System of the lymphatics is principally centered on the thoracic duct. As far back as 1798, Cooper [13] was struck by its position in the human economy. However, part of its challenge to researchers has been its sheer length of some 45 cm. However, I circumvented this problem by introducing the mono-block formalin-fixation method of preserving in one piece the entire axial autopsy materials from the neck to the pelvis [14]. Furthermore, through serendipity, I introduced the Swissroll technique of coiling the entire duct and processing it on but a single microscope slide [15]. This helped to display metastasizing cancer cells on their way from the cisterna chyli, then through the chest, and back to the circulation.

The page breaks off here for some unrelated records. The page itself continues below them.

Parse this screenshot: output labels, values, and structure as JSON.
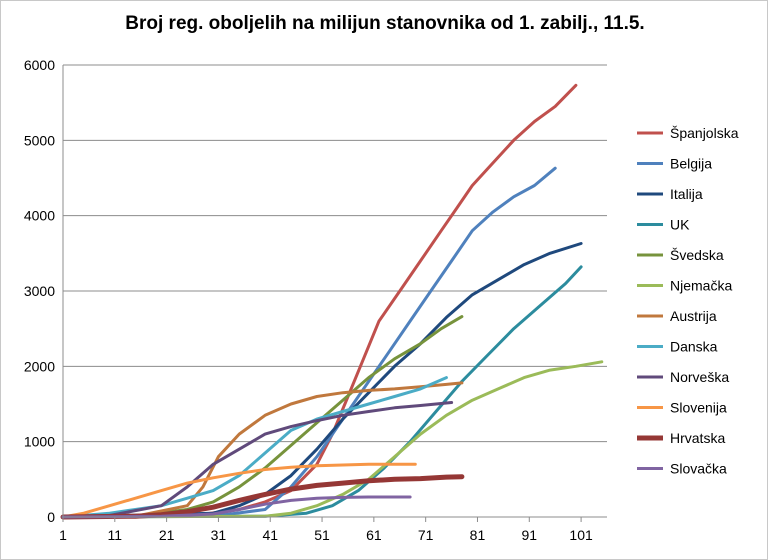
{
  "chart_data": {
    "type": "line",
    "title": "Broj reg. oboljelih na milijun stanovnika od 1. zabilj., 11.5.",
    "xlabel": "",
    "ylabel": "",
    "xlim": [
      1,
      106
    ],
    "ylim": [
      0,
      6000
    ],
    "x_ticks": [
      1,
      11,
      21,
      31,
      41,
      51,
      61,
      71,
      81,
      91,
      101
    ],
    "y_ticks": [
      0,
      1000,
      2000,
      3000,
      4000,
      5000,
      6000
    ],
    "grid": "horizontal",
    "legend_position": "right",
    "series": [
      {
        "name": "Španjolska",
        "color": "#c0504d",
        "width": 3,
        "points": [
          [
            1,
            0
          ],
          [
            25,
            10
          ],
          [
            35,
            100
          ],
          [
            40,
            200
          ],
          [
            45,
            350
          ],
          [
            50,
            700
          ],
          [
            53,
            1100
          ],
          [
            56,
            1600
          ],
          [
            59,
            2100
          ],
          [
            62,
            2600
          ],
          [
            66,
            3000
          ],
          [
            70,
            3400
          ],
          [
            74,
            3800
          ],
          [
            77,
            4100
          ],
          [
            80,
            4400
          ],
          [
            84,
            4700
          ],
          [
            88,
            5000
          ],
          [
            92,
            5250
          ],
          [
            96,
            5450
          ],
          [
            100,
            5730
          ]
        ]
      },
      {
        "name": "Belgija",
        "color": "#4f81bd",
        "width": 3,
        "points": [
          [
            1,
            0
          ],
          [
            30,
            10
          ],
          [
            40,
            100
          ],
          [
            45,
            400
          ],
          [
            50,
            800
          ],
          [
            55,
            1300
          ],
          [
            60,
            1800
          ],
          [
            64,
            2200
          ],
          [
            68,
            2600
          ],
          [
            72,
            3000
          ],
          [
            76,
            3400
          ],
          [
            80,
            3800
          ],
          [
            84,
            4050
          ],
          [
            88,
            4250
          ],
          [
            92,
            4400
          ],
          [
            96,
            4630
          ]
        ]
      },
      {
        "name": "Italija",
        "color": "#1f497d",
        "width": 3,
        "points": [
          [
            1,
            0
          ],
          [
            30,
            50
          ],
          [
            35,
            150
          ],
          [
            40,
            300
          ],
          [
            45,
            550
          ],
          [
            50,
            900
          ],
          [
            55,
            1300
          ],
          [
            60,
            1650
          ],
          [
            65,
            2000
          ],
          [
            70,
            2300
          ],
          [
            75,
            2650
          ],
          [
            80,
            2950
          ],
          [
            85,
            3150
          ],
          [
            90,
            3350
          ],
          [
            95,
            3500
          ],
          [
            101,
            3630
          ]
        ]
      },
      {
        "name": "UK",
        "color": "#2c8c9e",
        "width": 3,
        "points": [
          [
            1,
            0
          ],
          [
            40,
            10
          ],
          [
            48,
            50
          ],
          [
            53,
            150
          ],
          [
            58,
            350
          ],
          [
            63,
            650
          ],
          [
            68,
            1000
          ],
          [
            73,
            1400
          ],
          [
            78,
            1800
          ],
          [
            83,
            2150
          ],
          [
            88,
            2500
          ],
          [
            93,
            2800
          ],
          [
            98,
            3100
          ],
          [
            101,
            3320
          ]
        ]
      },
      {
        "name": "Švedska",
        "color": "#77933c",
        "width": 3,
        "points": [
          [
            1,
            0
          ],
          [
            15,
            10
          ],
          [
            25,
            100
          ],
          [
            30,
            200
          ],
          [
            35,
            400
          ],
          [
            40,
            650
          ],
          [
            45,
            950
          ],
          [
            50,
            1250
          ],
          [
            55,
            1550
          ],
          [
            60,
            1850
          ],
          [
            65,
            2100
          ],
          [
            70,
            2300
          ],
          [
            74,
            2500
          ],
          [
            78,
            2660
          ]
        ]
      },
      {
        "name": "Njemačka",
        "color": "#9bbb59",
        "width": 3,
        "points": [
          [
            1,
            0
          ],
          [
            40,
            10
          ],
          [
            45,
            50
          ],
          [
            50,
            150
          ],
          [
            55,
            300
          ],
          [
            60,
            500
          ],
          [
            65,
            800
          ],
          [
            70,
            1100
          ],
          [
            75,
            1350
          ],
          [
            80,
            1550
          ],
          [
            85,
            1700
          ],
          [
            90,
            1850
          ],
          [
            95,
            1950
          ],
          [
            100,
            2000
          ],
          [
            105,
            2060
          ]
        ]
      },
      {
        "name": "Austrija",
        "color": "#c0783d",
        "width": 3,
        "points": [
          [
            1,
            0
          ],
          [
            15,
            10
          ],
          [
            25,
            150
          ],
          [
            28,
            400
          ],
          [
            31,
            800
          ],
          [
            35,
            1100
          ],
          [
            40,
            1350
          ],
          [
            45,
            1500
          ],
          [
            50,
            1600
          ],
          [
            55,
            1650
          ],
          [
            60,
            1680
          ],
          [
            65,
            1700
          ],
          [
            70,
            1730
          ],
          [
            75,
            1760
          ],
          [
            78,
            1780
          ]
        ]
      },
      {
        "name": "Danska",
        "color": "#4bacc6",
        "width": 3,
        "points": [
          [
            1,
            0
          ],
          [
            10,
            50
          ],
          [
            20,
            150
          ],
          [
            25,
            250
          ],
          [
            30,
            350
          ],
          [
            35,
            550
          ],
          [
            40,
            850
          ],
          [
            45,
            1150
          ],
          [
            50,
            1300
          ],
          [
            55,
            1400
          ],
          [
            60,
            1500
          ],
          [
            65,
            1600
          ],
          [
            70,
            1700
          ],
          [
            75,
            1850
          ]
        ]
      },
      {
        "name": "Norveška",
        "color": "#604a7b",
        "width": 3,
        "points": [
          [
            1,
            0
          ],
          [
            10,
            20
          ],
          [
            20,
            150
          ],
          [
            25,
            400
          ],
          [
            30,
            700
          ],
          [
            35,
            900
          ],
          [
            40,
            1100
          ],
          [
            45,
            1200
          ],
          [
            50,
            1280
          ],
          [
            55,
            1350
          ],
          [
            60,
            1400
          ],
          [
            65,
            1450
          ],
          [
            70,
            1480
          ],
          [
            76,
            1520
          ]
        ]
      },
      {
        "name": "Slovenija",
        "color": "#f79646",
        "width": 3,
        "points": [
          [
            1,
            0
          ],
          [
            5,
            50
          ],
          [
            10,
            150
          ],
          [
            15,
            250
          ],
          [
            20,
            350
          ],
          [
            25,
            450
          ],
          [
            30,
            520
          ],
          [
            35,
            580
          ],
          [
            40,
            630
          ],
          [
            45,
            660
          ],
          [
            50,
            680
          ],
          [
            55,
            690
          ],
          [
            60,
            700
          ],
          [
            65,
            700
          ],
          [
            69,
            700
          ]
        ]
      },
      {
        "name": "Hrvatska",
        "color": "#953735",
        "width": 5,
        "points": [
          [
            1,
            0
          ],
          [
            15,
            10
          ],
          [
            20,
            30
          ],
          [
            25,
            70
          ],
          [
            30,
            130
          ],
          [
            35,
            220
          ],
          [
            40,
            300
          ],
          [
            45,
            370
          ],
          [
            50,
            420
          ],
          [
            55,
            450
          ],
          [
            60,
            480
          ],
          [
            65,
            500
          ],
          [
            70,
            510
          ],
          [
            75,
            530
          ],
          [
            78,
            535
          ]
        ]
      },
      {
        "name": "Slovačka",
        "color": "#8064a2",
        "width": 3,
        "points": [
          [
            1,
            0
          ],
          [
            20,
            10
          ],
          [
            30,
            40
          ],
          [
            35,
            100
          ],
          [
            40,
            170
          ],
          [
            45,
            220
          ],
          [
            50,
            250
          ],
          [
            55,
            260
          ],
          [
            60,
            265
          ],
          [
            65,
            265
          ],
          [
            68,
            265
          ]
        ]
      }
    ]
  }
}
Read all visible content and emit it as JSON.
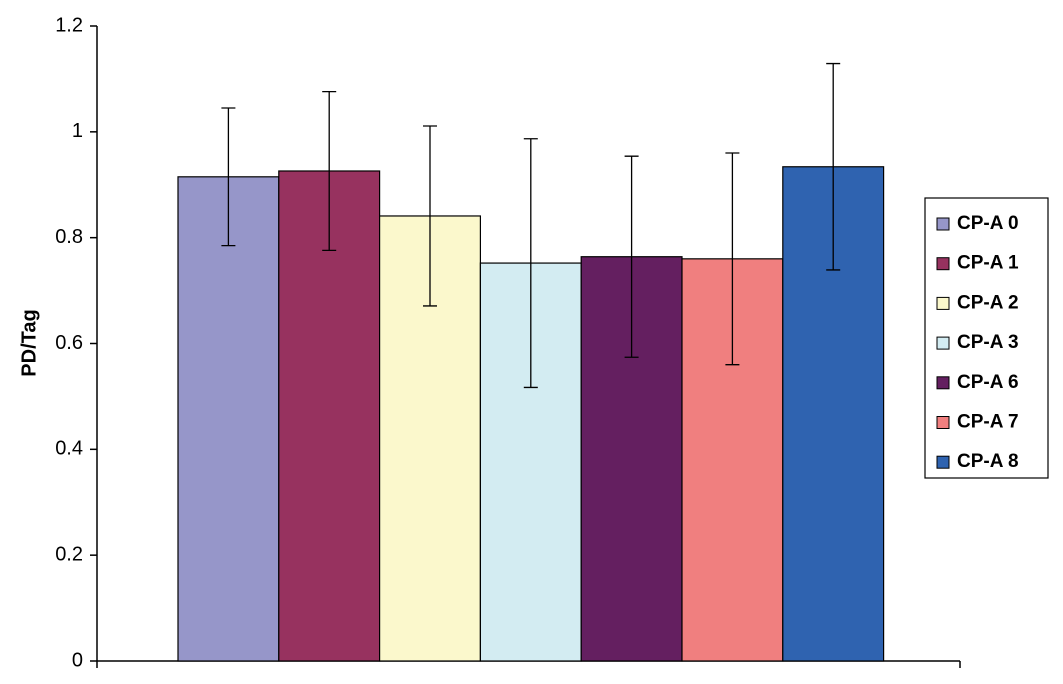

Circulation is important with respect to the microenvironment of the thoracic duct. Thus, it was found to display not only the subset of lively cancer cells but also the subset of necrotic cancer cells. Note the specificity of my personal citation as follows: “Necrosis of the cancer cells was apparent in three cases, but it was clear that this had occurred in association with large aggregates of the malignant cells and that among such aggregated cells red blood corpuscles abounded.” Consequently, an important question arises. What is the possible role of stem cells in the above commingling of cancer cells and red cells? In particular, what significant part does the thoracic duct play? I am persuaded that the answer will emerge if consenting patients are cannulated with the new video microscope [16]. This will ensure the recondite retrieval of the above two necessary research subsets. Thereafter, one possible result may emerge in translational laboratories [17] as regards the identifiable factor responsible for this hitherto naturally occurring phenomenon of necrosis. In all probability, if all hands are on the deck as regards stem cell research, [18,19] including all important facilities as well as fundings, [20-22] the target breakthrough should appear sooner than later, and thereby conduce to cancer cure.